Выглянув в окно, Нина подумала, что в первый раз видит Москву такой красивой. Большую часть года город утопал в грязи или пыли, а сегодня снегопад укрыл все искрящимся в лунном свете покрывалом.
— Москва по-настоящему красива только заснеженная, — едва слышно сказала она, так что ее услышал один Виктор.
— С женщинами все наоборот, — пошутил он.
Он говорил тихо, почти шепотом. Его дыхание согревало ей ухо.
— Наш город выглядит лучше, когда все в нем прикрыто, а женщина — наоборот.
Нина поняла намек и внутренне напряглась. Повинуясь инстинкту, она сняла с плеч горжетку и положила ее на колени. Потом, боясь, что Виктор следит за ее реакцией, напустила на лицо скучающее выражение.
Виктор шевельнул рукой, и его пальцы нежно прикоснулись к ее шее. Нину бросило в жар.
— Нет ничего приятнее, чем вести автомобиль по свежевыпавшему снегу, — вещал с водительского сиденья Фролов.
Нина хотела посмотреть на Виктора, но не решалась повернуть голову.

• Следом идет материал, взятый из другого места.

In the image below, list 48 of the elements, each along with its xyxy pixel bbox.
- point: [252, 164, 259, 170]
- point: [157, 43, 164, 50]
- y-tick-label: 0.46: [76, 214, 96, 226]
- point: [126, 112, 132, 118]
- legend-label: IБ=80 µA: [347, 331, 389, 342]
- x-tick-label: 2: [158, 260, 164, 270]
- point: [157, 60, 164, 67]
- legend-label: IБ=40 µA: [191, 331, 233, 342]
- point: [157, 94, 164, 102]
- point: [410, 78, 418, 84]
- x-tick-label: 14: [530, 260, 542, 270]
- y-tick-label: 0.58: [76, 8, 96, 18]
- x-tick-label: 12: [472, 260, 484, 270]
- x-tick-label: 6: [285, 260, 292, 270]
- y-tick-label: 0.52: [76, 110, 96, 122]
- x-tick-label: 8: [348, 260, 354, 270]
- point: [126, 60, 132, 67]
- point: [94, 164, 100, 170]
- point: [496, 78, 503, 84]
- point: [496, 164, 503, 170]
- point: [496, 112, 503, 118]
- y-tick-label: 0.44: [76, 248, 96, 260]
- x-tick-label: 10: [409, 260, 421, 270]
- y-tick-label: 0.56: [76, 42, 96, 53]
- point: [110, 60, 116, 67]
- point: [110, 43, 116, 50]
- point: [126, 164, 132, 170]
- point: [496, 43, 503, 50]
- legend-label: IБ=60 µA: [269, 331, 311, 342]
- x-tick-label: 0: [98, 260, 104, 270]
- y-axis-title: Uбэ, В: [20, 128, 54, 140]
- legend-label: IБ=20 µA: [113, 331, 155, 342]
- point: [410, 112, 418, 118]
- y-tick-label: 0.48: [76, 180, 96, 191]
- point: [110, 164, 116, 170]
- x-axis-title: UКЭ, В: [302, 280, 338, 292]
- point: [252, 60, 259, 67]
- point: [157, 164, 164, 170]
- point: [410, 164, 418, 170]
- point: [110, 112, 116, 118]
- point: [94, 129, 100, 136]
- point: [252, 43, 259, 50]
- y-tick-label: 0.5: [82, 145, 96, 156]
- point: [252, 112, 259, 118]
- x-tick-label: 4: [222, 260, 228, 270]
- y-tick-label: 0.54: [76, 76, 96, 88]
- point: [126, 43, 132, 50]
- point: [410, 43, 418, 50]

Боковым зрением она видела, что мужчина смотрит вперед, словно не замечая ее.
Фролов и компания над чем-то смеялись. Нина видела, что «Победа» выехала на Арбат. Мимо проплывали кинотеатры, книжные и комиссионные магазины. Транспаранты с лозунгом «Преодолеем и победим» развевались на ветру. Было поздно, и по улицам слонялись только переодетые в штатское хмурые милиционеры. В окнах виднелись украшенные «дождиком» и мишурой новогодние елки. Мигающие разноцветные лампочки иллюминации делали улицу похожей на сказку. Из уличных громкоговорителей приглушенно звучали новогодние песни.
Пьяный актер на переднем сиденье мурлыкал под нос слова не знакомой Нине песни. Она не могла позволить себе выпить лишнего. А Виктор? Если он пьян, то понятна причина его поведения, понятно, почему он так храбро обнял ее. Пальцы его нежно поглаживали ее шею. А как же «фигуристая» женщина, с которой он был?
На переднем сиденье актер запел громче. Потом затянул «Славься, товарищ Сталин» — песню, сочиненную в конце войны. Нетрезвый, дрожащий голос исполнителя придавал ей несколько комическое звучание. На душе Нины стало неспокойно.